As world leaders gather at the United Nations climate change conference in France, the University of Florida is working to decrease its carbon footprint at home.

Megan Walker-Radtke, program coordinator at the UF Office of Sustainability, is helping the university shrink its carbon footprint and reach carbon neutrality by 2025. She said the university is working with We Are Neutral, a nonprofit organization that helps communities and businesses reduce greenhouse gas emissions and offset remaining emissions.

UF's sustainability plan includes the use of a cogeneration power plant, which would use wasted heat from campus buildings to heat other buildings, Walker-Radtke said. This would make the plant 70 percent efficient, while a non-cogeneration power plant is only 35 percent efficient.

She said the university is also working closely with vendors at Ben Hill Griffin Stadium to ensure it uses only compostable materials.

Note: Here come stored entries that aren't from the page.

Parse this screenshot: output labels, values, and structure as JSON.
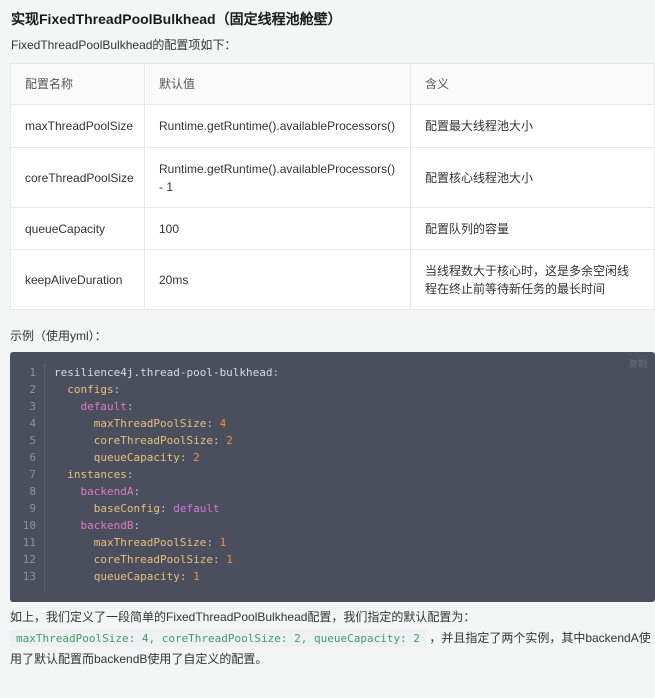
{
  "heading": "实现FixedThreadPoolBulkhead（固定线程池舱壁）",
  "intro": "FixedThreadPoolBulkhead的配置项如下：",
  "table": {
    "headers": [
      "配置名称",
      "默认值",
      "含义"
    ],
    "rows": [
      [
        "maxThreadPoolSize",
        "Runtime.getRuntime().availableProcessors()",
        "配置最大线程池大小"
      ],
      [
        "coreThreadPoolSize",
        "Runtime.getRuntime().availableProcessors() - 1",
        "配置核心线程池大小"
      ],
      [
        "queueCapacity",
        "100",
        "配置队列的容量"
      ],
      [
        "keepAliveDuration",
        "20ms",
        "当线程数大于核心时，这是多余空闲线程在终止前等待新任务的最长时间"
      ]
    ]
  },
  "example_label": "示例（使用yml）：",
  "code": {
    "copy_label": "复制",
    "lines": [
      {
        "n": "1",
        "indent": "",
        "key": "resilience4j.thread-pool-bulkhead",
        "level": "root",
        "value": ""
      },
      {
        "n": "2",
        "indent": "  ",
        "key": "configs",
        "level": "k1",
        "value": ""
      },
      {
        "n": "3",
        "indent": "    ",
        "key": "default",
        "level": "k2",
        "value": ""
      },
      {
        "n": "4",
        "indent": "      ",
        "key": "maxThreadPoolSize",
        "level": "k3",
        "value": "4"
      },
      {
        "n": "5",
        "indent": "      ",
        "key": "coreThreadPoolSize",
        "level": "k3",
        "value": "2"
      },
      {
        "n": "6",
        "indent": "      ",
        "key": "queueCapacity",
        "level": "k3",
        "value": "2"
      },
      {
        "n": "7",
        "indent": "  ",
        "key": "instances",
        "level": "k1",
        "value": ""
      },
      {
        "n": "8",
        "indent": "    ",
        "key": "backendA",
        "level": "k2",
        "value": ""
      },
      {
        "n": "9",
        "indent": "      ",
        "key": "baseConfig",
        "level": "k3",
        "value": "default"
      },
      {
        "n": "10",
        "indent": "    ",
        "key": "backendB",
        "level": "k2",
        "value": ""
      },
      {
        "n": "11",
        "indent": "      ",
        "key": "maxThreadPoolSize",
        "level": "k3",
        "value": "1"
      },
      {
        "n": "12",
        "indent": "      ",
        "key": "coreThreadPoolSize",
        "level": "k3",
        "value": "1"
      },
      {
        "n": "13",
        "indent": "      ",
        "key": "queueCapacity",
        "level": "k3",
        "value": "1"
      }
    ]
  },
  "summary": {
    "line1": "如上，我们定义了一段简单的FixedThreadPoolBulkhead配置，我们指定的默认配置为：",
    "inline_code": "maxThreadPoolSize: 4, coreThreadPoolSize: 2, queueCapacity: 2",
    "after_code": "，并且指定了两个实例，其中backendA使",
    "line3": "用了默认配置而backendB使用了自定义的配置。"
  },
  "colors": {
    "code_bg": "#4a4e5d",
    "inline_code_text": "#3e9f63"
  }
}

Currently, volunteers sort through trash to separate compostable from recyclable materials during and after football games, she said. But the goal is a "zero-waste" stadium, in which only recycling and composting bins would be provided.

Walker-Radtke said reducing the use of anything that requires energy consumption could help. Use less water, turn off lights and use efficient modes of transportation, she said.

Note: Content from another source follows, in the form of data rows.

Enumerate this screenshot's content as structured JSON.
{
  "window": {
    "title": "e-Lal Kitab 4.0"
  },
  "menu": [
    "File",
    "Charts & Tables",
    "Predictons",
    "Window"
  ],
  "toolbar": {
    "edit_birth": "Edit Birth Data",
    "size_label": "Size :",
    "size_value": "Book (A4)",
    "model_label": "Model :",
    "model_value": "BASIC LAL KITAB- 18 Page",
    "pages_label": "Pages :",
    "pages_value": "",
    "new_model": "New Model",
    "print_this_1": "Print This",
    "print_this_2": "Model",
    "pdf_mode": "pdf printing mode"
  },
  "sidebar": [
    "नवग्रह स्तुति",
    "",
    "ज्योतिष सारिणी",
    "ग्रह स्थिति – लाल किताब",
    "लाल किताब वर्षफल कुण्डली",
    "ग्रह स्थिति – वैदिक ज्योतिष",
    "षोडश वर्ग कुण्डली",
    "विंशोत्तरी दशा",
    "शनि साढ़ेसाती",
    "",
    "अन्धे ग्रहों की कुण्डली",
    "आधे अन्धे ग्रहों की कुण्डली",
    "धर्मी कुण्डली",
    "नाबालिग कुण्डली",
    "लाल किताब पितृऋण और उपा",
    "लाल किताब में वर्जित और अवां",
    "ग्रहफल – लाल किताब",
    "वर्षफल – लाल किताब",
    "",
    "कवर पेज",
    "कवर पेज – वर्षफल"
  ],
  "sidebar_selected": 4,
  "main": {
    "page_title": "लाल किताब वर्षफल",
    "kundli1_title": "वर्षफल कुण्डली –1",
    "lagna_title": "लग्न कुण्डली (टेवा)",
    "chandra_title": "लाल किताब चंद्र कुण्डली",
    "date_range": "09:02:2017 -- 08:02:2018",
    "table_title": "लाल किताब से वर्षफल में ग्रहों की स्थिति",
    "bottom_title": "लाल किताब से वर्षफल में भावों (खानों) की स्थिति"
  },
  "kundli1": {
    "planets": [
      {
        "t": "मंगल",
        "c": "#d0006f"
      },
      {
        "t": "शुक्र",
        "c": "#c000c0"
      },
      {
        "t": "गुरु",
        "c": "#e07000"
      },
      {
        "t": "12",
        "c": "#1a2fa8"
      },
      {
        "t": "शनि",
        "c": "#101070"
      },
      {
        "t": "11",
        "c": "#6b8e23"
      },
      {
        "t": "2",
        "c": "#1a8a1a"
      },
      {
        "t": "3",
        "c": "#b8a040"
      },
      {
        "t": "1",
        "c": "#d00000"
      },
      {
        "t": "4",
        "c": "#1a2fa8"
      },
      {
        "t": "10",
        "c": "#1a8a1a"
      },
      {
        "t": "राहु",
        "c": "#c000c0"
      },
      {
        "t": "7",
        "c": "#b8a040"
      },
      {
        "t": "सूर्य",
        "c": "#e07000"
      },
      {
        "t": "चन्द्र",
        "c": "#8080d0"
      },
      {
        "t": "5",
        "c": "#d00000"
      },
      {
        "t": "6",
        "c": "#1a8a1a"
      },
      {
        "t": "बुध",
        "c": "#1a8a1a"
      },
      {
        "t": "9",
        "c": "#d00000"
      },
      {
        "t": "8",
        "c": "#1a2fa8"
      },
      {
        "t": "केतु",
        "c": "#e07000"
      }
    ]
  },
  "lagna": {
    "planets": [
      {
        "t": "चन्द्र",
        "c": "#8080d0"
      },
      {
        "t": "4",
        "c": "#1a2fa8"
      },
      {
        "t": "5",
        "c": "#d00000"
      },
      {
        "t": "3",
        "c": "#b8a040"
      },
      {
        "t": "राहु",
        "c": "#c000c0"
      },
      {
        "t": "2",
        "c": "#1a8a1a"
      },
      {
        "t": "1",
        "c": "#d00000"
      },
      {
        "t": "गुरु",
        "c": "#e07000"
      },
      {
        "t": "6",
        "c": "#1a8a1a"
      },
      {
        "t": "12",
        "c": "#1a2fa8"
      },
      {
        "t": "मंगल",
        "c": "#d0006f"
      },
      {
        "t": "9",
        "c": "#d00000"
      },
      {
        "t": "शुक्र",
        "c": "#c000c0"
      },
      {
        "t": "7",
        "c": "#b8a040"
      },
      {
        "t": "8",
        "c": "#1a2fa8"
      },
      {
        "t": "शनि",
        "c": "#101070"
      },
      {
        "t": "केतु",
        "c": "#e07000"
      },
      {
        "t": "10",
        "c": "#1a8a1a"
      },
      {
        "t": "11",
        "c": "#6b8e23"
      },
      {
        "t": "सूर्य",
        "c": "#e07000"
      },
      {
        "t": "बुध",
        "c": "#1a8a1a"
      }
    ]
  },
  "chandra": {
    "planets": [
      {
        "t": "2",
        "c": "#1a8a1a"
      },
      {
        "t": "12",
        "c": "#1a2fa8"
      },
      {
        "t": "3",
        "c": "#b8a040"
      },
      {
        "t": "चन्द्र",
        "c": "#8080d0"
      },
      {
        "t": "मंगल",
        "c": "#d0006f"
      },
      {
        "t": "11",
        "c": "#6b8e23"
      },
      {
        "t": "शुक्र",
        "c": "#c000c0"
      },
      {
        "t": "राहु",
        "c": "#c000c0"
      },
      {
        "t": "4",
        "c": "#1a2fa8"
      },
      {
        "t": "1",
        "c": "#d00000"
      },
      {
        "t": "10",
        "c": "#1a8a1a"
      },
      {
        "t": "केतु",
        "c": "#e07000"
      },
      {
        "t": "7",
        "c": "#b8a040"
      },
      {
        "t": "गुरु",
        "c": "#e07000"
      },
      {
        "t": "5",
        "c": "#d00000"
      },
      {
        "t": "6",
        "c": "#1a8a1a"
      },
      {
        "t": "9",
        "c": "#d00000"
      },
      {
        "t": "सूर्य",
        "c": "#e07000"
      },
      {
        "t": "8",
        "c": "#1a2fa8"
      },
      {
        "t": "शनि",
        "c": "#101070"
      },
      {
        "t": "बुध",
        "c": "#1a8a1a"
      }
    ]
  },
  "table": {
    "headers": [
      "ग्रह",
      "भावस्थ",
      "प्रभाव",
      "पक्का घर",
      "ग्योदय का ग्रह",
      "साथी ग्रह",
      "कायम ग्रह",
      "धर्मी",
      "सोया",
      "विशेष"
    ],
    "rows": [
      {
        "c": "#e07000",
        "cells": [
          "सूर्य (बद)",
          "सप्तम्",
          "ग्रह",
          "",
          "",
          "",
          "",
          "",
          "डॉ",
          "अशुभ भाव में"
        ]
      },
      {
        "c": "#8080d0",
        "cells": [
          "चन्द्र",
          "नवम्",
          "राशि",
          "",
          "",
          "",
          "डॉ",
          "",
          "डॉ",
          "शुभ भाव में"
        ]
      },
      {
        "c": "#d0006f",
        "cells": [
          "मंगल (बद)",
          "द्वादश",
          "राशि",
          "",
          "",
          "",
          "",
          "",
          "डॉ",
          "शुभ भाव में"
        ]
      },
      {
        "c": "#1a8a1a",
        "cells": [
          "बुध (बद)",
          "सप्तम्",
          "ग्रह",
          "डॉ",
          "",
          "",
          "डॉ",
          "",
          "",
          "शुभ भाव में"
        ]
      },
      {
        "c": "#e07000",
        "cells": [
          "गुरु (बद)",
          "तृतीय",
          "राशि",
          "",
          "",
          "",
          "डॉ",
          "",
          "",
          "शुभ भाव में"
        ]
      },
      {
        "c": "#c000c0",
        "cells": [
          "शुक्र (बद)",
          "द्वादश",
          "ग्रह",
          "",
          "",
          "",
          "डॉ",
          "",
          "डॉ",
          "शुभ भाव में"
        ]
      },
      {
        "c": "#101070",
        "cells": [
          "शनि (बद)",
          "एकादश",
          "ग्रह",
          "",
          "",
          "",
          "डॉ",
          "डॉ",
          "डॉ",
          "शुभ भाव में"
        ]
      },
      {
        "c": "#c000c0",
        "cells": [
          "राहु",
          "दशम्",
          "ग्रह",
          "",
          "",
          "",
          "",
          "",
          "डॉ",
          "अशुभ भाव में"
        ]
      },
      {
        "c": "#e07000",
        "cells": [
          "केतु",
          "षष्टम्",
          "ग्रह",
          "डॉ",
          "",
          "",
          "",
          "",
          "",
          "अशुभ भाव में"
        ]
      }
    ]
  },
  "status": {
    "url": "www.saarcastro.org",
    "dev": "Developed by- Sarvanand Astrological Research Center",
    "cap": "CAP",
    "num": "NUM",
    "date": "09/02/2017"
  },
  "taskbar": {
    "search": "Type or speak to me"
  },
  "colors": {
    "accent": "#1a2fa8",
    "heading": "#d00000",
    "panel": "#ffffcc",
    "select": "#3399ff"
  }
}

“A lot of these things are built into our system. Our society has grown up around the assumption that fossil fuels are cheap and available and don’t have consequences,” she said.

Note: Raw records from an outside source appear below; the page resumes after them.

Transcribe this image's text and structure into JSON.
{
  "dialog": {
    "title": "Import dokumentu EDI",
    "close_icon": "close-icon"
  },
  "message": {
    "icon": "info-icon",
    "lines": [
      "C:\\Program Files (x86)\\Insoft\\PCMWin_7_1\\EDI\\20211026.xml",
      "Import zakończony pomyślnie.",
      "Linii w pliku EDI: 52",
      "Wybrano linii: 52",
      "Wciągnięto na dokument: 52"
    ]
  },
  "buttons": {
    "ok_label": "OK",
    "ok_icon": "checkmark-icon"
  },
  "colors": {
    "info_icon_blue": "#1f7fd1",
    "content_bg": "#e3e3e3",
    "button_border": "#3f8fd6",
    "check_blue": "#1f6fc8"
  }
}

She also recommended wrapping insulation blankets around water heaters and focusing on maintaining a healthy, sustainable diet.

“The lower you eat on the food chain, the less energy is wasted in getting that nutrition to your body,” she said. “If you have 100 acres on a farm, you can feed a certain amount of people from those acres, or you can feed a certain number of cows, and then you can feed those cows to the people.”

Walker-Radtke said she hopes these personal and institutional efforts will help slow the world's pressing climate-change problem. The Intergovernmental Panel on Climate Change (IPCC) has determined global warming temperature increases of more than 2 degrees Celsius would have serious consequences, including a significant rise in extreme climate events.

“There is no scientific controversy," she said. "We think of climate as a contentious topic, but it’s only really contentious as a political issue, not as a scientific issue. The science is unequivocal that humans are causing the vast majority of observed climate change.”

Now, scientists have a very different goal. Walker-Radtke said scientists have stopped pondering the possible effects of global warming and are now examining solutions to stop its advancement.

Abhaya Thiele, coordinator of the Gainesville Chapter of Citizens Climate Lobby, said she believes political action is the most important thing an individual can do to combat climate change. The organization works on national legislation to reduce greenhouse gas emissions.

Thiele and other participants meet with members of Congress and other legislators to advocate for political and legislative change. They also write op-eds and letters to newspaper editors to tell the public why these legislations are necessary to reduce greenhouse gas emissions.

She said the organization is pushing to create a steadily rising carbon fee on oil, gas and coal to make fossil fuels more expensive over time. This should help the economy transition to cleaner sources of energy, she said.

Thiele mentioned she has noticed a marked difference in the dialogue between the organization and political leaders, particularly with Republican members of Congress. She said they are now more willing to talk about solutions to climate change.

She said 12 members of Citizen’s Climate Lobby are currently at the conference in France lobbying for a carbon fee. She encourages individuals from local communities to engage in the political process and show others the urgency of taking national political action.

“Surely you and I can change our light bulbs to help conserve energy,” she said, “but more important than that is changing legislation.”